米行
“王妃您别伤心,这男人啊,在外瞧着光鲜亮丽,其实也就那么回事儿。”卢氏捏着帕子苦口婆心地说着,“当时我年轻,比你还小点儿,也长得如花似玉,家中疼爱的,嫁给老爷后,我们二人琴瑟和鸣,十分谐美,羡煞旁人。”
她回忆起过往,脸上带着点笑意,好似是她人生中最开心的时光,如今不复再了,难免伤怀,眼中落几滴泪,拿帕子点了。
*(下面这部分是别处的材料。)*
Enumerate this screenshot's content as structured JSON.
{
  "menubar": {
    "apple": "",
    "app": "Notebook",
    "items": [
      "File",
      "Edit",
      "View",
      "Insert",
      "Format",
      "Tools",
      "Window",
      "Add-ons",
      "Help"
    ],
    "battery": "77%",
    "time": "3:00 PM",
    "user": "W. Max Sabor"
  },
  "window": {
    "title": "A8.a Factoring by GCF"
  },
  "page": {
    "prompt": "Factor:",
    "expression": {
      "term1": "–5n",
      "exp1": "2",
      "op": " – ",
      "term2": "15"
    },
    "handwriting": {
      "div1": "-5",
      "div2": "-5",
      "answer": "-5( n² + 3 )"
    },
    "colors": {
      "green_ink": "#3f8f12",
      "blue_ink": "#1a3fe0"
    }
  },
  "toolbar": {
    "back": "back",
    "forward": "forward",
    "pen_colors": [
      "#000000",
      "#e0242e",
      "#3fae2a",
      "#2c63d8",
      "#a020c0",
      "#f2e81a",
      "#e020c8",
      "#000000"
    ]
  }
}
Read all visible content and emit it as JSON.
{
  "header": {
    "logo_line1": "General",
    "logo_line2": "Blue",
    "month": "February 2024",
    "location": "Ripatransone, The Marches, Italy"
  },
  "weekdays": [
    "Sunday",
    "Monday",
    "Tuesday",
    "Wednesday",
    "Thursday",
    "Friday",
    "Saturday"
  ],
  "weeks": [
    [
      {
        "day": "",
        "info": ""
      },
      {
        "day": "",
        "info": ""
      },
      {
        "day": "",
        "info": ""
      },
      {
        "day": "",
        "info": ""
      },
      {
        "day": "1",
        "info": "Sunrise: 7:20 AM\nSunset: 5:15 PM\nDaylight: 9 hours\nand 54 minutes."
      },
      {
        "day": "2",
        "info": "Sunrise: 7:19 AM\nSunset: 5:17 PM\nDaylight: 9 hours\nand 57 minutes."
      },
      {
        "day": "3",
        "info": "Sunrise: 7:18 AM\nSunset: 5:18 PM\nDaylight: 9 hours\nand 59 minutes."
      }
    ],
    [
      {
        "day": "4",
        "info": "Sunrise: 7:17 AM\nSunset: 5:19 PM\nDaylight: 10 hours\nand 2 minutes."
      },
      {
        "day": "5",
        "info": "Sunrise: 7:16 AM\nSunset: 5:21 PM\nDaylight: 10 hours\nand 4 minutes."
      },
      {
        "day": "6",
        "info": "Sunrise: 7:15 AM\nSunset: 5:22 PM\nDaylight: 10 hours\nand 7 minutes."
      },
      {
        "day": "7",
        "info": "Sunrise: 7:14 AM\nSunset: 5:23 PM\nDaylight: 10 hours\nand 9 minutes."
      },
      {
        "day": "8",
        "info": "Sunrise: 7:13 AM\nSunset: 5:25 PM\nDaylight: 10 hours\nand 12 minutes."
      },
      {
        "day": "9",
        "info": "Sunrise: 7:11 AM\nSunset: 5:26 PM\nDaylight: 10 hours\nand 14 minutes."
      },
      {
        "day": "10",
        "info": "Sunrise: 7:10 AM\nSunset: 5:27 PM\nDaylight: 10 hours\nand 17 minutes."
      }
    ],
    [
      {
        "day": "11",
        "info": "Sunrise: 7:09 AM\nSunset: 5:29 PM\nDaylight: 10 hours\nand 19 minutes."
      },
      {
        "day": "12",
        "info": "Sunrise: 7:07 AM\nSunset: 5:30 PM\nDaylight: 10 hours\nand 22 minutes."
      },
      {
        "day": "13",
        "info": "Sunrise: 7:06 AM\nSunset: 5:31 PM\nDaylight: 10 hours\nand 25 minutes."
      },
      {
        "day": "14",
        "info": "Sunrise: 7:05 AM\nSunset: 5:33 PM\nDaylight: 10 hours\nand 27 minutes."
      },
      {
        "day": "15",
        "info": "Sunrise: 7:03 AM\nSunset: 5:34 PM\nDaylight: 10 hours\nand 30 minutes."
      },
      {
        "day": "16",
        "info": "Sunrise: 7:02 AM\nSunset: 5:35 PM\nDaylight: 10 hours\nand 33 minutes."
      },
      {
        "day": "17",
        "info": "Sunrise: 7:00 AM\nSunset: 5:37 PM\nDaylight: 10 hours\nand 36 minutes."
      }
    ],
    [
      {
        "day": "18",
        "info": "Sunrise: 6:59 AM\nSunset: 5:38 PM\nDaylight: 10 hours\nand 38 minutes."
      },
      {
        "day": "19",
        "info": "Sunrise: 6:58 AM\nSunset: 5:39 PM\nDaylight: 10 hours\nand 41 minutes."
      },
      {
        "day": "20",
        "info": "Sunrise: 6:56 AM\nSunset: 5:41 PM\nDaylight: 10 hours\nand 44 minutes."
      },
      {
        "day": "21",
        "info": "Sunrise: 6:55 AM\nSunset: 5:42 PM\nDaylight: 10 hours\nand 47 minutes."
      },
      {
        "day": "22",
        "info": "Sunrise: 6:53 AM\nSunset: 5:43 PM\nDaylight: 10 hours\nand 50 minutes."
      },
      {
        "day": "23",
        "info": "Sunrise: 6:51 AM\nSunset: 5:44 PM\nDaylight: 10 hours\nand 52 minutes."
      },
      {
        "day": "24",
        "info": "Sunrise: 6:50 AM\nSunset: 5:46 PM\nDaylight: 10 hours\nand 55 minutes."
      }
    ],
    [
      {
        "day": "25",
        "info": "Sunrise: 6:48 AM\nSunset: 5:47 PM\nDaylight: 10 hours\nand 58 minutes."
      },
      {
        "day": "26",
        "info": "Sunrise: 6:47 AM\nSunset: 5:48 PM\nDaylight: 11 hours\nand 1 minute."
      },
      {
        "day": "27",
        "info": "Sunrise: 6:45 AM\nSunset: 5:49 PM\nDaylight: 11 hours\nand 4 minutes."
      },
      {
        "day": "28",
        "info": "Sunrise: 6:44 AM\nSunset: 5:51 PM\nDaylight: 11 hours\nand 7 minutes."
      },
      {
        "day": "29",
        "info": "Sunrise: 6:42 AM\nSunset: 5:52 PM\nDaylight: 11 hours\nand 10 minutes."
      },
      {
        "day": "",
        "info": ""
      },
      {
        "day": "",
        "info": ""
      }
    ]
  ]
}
用脚指头想也知,后来生了陈粟,她也年老色衰,陈老爷一心盼望家业有人继承,就纳了柳姨娘,后来是万姨娘,一个赛一个的年轻。她这陈夫人不过光有个头衔,还没有陈小粥风光,连一点体面都没有。
要不是沈芜帮她搞来这个生意,又拉拢万姨娘,她还哪有今天。
“这楚王我早听说了,就是个皇帝根本不当回事的皇子,他母亲是长公主府上的舞姬,更谈不上母家势力,是内外一点权势都没有,未来那九五至尊的位置怎么着也轮不到他来坐。”卢氏越说越起劲,总算大周民风淳朴开放,贩夫走卒都能闲话两句国事,她一个内宅妇人说两句皇家密辛也不算出格,“王妃你可不一样,你已是陈氏养女,入了族谱的,以后清河郡陈氏就是你的靠山,他要是敢气你,你就气回去,他要是敢动你,你就回来告诉我,我让老爷替你出气。”
“我可听说他是长安寿康坊的常客,刚刚十几岁的少年,还未弱冠,就敢碰皇后身边的女官,还常年住在三公主府上,姐弟两个说不出的亲昵,简直荒唐至极。”说着,她瞧着沈芜,内心多少还是愧疚的,捏着帕子道,“还是委屈你了。”
“他这么个腌臜破落户,却要你这般人物来配,唉——”
沈芜:“倒也不是,他人还可以。”
卢氏更加愧疚了:“你年纪小,是没见过真正的大家大族里的公子小姐,通身的气派,言谈举止儒雅温婉,从不说刻薄人的话,也不提伤人心的事,还最是体贴下民,哪像他似的,一点点小事就能将新娘给退回娘家,毫没有胸怀。”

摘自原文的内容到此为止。